Now, SOS women and children, and a consortium of other Nigerien NGOs, are focusing on discreetly providing made-to-measure assistance to women, ranging from legal advice to medical care. They have set up an information point at one of the main markets in Niamey.
Activists say that if real change is going to happen, it must be driven by the highest levels of political decision-making, and be enforced on the religious and legal authorities.
“We need strong political leadership to help women, otherwise their rights will never be respected,” said Salamatou Traoré, a prominent Nigerien women’s rights activist.
Activists want Niger to institute unequivocal laws banning all forms of violence against women, including rape, underage marriage, physical abuse and arbitrary divorces.
Girls also need to be educated about their rights and given the intellectual tools to survive in a society dominated by men, activists say. At the moment, just 15 percent of women in Niger can read and write, compared to 43 percent of men.
And women need a push to get into the workforce. Currently, just under 7 percent of women are employed in official income generating activities, compared to 81 percent of men.
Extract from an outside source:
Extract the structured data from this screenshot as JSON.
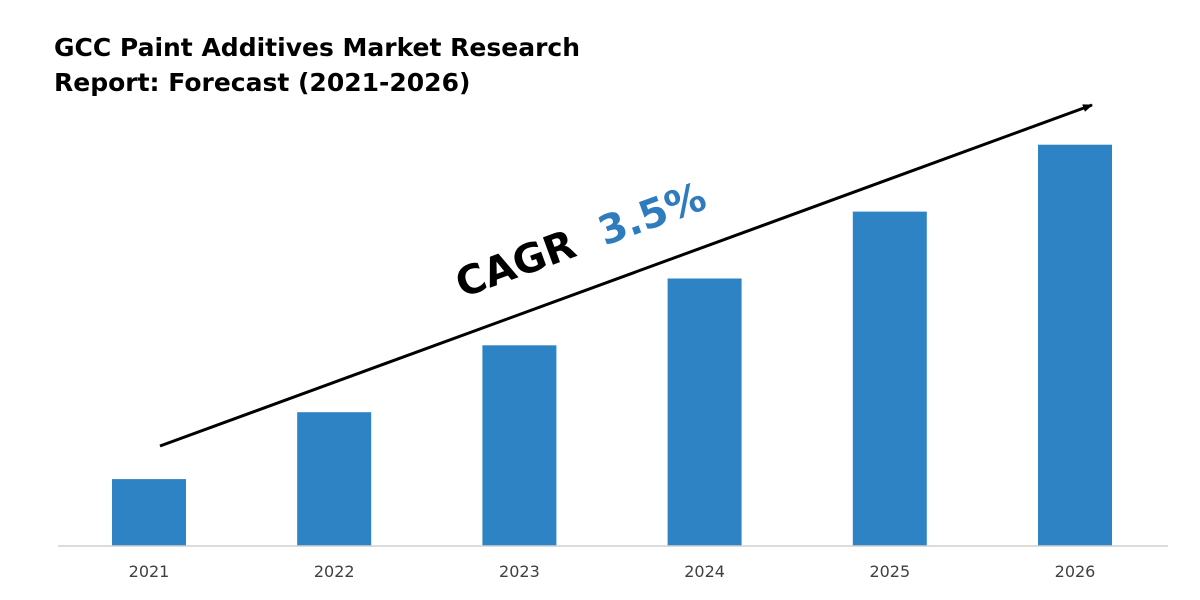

The imbalance means Niger has one of the highest overall unemployment rates in the world.
Men failing
Niger’s male-dominated government has shied away from anything more than tokenism when it comes to women’s rights, according to activists.
Despite a law that institutes a quota for women’s representation in government, only 13 percent of the seats in the National Assembly are filled by women.
According to the national employment agency (ANPE), just 22 percent of the 46,906 government officials, known locally by the French word 'fonctionnaires', are women.
When Niger in 1999 signed the United Nations anti-discrimination instrument, the Convention for the Elimination of Discrimination Against Women, it made reservations on key articles governing a married woman’s right to choose her own place of residence and to divorce.
Negotiations over a family code which was to include several new rights for Niger’s women descended into what activist Traoré called a “farce” when on the final day of drafting parliament backtracked on promises for new far-reaching rights for women.
“Men started saying that we just wanted these laws so women could marry women and that lesbianism and women were going to take over Niger now,” said Traoré. “It was ridiculous – of course that’s not what we want.”
Progress
Despite the odds stacked up against women, rights activists in Niger say they are nonetheless seeing a gradual awareness among some women of their rights, even if men do not offer the same respect.
“At one school seminar I attended a young girl put her hand up and asked why her parents want her to get married and whether she should,” said Oxfam’s Quesnel.
On 25 November, to mark the international day for eliminating violence against women, hundreds of women turned out for a march in central Niamey.
“Women walked through the centre of Niamey, some of them with tears streaming down their faces, as they realised for the first time that they are not alone in what is happening to them,” Quesnel said.
“That said to me that change can happen.”